I wish 0x10co.de and the other DCPU-16 code sharing/emulator websites had existed when I took my first CS "systems programming" (or whatever the introduction to CPUs and assembly was called back then). The professors struggled to get the students enthusiastic about programming in assembly when they were used to high level languages.
I'm not sure how long ago you took it, but this book is probably a better introduction than the DCPU-16 since you build the system up from gates until you reach a high level language.
I just went to the CS department site of the university I attended. The same systems architecture courses I took (logic gates, to building a pipelined MIPS CPU, to assembly programming on that CPU) are still degree requirements.
That describes the ECE 100 class I took many years ago pretty much perfectly.
But I think that programming a computer that's going to fly your space ship and blast your enemies is a lot more fun than any of the "have this vending machine make change" type exercises we ever did in assembly.
I'm looking forward to 0x10c as much as the next hacker, but I can't help but wonder what effect this DCPU is going to have on the gameplay experience. Is it going to be a programming competition rather than a computer game?
Without knowing much about how the game will be played, I doubt it. Maybe at the very highest end the marginal difference will be made by the quality of proprietary computer programs shared between elite clans but enough public script sharing will go on that will make it trivial for someone to be competitive at the lower levels without knowing a line of code.
By the time that novelty wears off the game should be developed enough to give more challenges. It won't be old programs anymore but operating systems, auto-pilots, defence systems, communication systems, combat systems, viruses, hacking, and so on and so forth.

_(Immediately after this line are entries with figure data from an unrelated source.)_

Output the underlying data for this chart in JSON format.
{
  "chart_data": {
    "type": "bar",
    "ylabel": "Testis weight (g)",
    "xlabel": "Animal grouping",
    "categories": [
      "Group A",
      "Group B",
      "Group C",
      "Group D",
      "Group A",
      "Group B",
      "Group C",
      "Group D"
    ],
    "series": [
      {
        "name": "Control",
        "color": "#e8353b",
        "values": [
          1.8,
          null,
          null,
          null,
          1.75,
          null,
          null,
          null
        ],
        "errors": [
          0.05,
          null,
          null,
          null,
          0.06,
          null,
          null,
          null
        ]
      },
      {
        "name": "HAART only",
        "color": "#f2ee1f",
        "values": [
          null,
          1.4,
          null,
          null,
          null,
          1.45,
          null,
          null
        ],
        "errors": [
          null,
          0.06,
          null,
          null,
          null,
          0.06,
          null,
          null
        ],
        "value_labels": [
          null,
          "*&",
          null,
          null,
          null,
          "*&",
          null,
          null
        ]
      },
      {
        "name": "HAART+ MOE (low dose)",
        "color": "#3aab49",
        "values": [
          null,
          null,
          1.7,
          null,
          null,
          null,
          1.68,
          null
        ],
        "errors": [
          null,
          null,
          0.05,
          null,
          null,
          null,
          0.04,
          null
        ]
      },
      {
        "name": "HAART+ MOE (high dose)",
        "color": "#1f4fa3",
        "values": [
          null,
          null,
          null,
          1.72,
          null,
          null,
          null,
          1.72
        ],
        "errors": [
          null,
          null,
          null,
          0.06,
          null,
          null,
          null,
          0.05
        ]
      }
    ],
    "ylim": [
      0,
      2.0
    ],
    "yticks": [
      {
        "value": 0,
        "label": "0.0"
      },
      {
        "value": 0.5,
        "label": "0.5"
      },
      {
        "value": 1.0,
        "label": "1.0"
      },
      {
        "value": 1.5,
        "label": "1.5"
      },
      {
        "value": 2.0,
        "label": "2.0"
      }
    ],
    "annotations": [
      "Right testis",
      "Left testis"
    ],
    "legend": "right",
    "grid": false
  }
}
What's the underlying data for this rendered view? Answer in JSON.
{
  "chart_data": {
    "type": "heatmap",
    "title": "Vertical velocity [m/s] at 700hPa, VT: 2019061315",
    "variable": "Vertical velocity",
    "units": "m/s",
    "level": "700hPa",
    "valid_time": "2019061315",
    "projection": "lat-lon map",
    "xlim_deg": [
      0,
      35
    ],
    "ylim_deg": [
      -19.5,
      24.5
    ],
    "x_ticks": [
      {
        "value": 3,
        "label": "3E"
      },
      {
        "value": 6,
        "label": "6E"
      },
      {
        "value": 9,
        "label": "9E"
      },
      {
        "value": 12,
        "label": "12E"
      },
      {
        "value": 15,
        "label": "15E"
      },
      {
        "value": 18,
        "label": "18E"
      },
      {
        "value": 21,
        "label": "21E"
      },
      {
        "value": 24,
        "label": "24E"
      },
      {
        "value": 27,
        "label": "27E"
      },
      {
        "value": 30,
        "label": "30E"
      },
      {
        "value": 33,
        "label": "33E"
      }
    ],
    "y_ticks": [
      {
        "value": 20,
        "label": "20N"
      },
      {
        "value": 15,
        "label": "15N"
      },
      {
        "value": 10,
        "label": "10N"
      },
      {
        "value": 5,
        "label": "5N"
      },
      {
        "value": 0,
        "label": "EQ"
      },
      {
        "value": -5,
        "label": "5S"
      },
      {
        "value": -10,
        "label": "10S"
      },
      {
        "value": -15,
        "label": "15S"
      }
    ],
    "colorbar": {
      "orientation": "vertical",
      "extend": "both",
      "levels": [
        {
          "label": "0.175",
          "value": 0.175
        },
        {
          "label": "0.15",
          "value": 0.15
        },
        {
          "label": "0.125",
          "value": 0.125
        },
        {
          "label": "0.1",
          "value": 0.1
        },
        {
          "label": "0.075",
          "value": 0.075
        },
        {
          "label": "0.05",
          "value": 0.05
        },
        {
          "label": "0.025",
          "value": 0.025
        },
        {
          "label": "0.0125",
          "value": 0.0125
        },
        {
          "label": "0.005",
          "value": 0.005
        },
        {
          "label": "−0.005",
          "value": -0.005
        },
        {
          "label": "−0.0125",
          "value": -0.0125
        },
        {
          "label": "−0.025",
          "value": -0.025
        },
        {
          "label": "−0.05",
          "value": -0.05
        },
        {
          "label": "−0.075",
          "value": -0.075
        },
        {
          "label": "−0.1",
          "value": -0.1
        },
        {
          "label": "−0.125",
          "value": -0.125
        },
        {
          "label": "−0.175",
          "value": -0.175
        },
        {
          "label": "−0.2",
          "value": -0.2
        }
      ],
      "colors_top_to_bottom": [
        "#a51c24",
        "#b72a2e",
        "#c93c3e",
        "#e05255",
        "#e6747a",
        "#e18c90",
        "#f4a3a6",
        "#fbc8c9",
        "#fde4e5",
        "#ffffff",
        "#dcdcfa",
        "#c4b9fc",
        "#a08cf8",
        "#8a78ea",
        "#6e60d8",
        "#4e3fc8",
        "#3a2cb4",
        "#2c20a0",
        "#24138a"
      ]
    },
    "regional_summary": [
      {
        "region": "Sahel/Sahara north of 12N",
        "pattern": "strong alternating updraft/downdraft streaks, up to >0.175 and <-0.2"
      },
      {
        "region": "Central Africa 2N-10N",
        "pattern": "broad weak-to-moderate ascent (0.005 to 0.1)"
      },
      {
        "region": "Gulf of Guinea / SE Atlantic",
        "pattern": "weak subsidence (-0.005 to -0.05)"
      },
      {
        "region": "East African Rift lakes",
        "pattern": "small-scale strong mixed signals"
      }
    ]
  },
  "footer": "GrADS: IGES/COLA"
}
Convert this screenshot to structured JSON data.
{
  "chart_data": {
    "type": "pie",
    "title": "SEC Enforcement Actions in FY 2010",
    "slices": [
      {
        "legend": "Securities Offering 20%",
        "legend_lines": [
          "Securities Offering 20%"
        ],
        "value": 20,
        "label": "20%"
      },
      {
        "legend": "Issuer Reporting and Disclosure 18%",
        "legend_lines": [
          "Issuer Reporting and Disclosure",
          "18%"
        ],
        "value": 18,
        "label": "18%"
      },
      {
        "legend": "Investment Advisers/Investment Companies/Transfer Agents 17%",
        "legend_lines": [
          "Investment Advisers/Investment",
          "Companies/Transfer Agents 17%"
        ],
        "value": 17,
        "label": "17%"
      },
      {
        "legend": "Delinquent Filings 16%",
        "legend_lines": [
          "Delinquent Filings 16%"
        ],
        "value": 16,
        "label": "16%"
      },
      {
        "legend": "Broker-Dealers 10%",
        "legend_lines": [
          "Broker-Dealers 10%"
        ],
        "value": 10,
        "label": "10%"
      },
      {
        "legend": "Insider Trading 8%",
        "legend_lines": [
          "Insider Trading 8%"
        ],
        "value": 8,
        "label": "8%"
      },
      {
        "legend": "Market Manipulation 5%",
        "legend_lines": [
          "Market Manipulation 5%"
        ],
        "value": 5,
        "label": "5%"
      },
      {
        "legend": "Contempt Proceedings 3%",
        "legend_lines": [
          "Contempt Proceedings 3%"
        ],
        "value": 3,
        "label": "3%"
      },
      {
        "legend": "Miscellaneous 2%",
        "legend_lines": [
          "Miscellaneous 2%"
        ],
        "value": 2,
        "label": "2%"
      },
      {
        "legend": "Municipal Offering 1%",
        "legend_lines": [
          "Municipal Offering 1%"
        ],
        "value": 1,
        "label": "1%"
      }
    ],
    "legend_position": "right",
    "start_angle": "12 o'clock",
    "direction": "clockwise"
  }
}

If anyone has that kind of time, it's very possible, though running it might well lag the hell out of your computer. You should be able to find all of the necessary information here:
I can't look at the program right now because the site is non-responsive, but DCPU-16 has a defined spec right now for video, based on a leaked .jar file from the actual game. Someone named Rick took the leaked .jar, decompiled it, and wrote up a video spec based on it. The current spec can be found at https://github.com/gibbed/0x10c-Notes/blob/master/VirtualMon....
The bitmapped fonts were actually discovered via a leak of the 0x10c code. We'd certainly thought of it before then, but the leak was what sparked the implementation. This version of Minesweeper appears to overwrite the default font with its own custom graphics.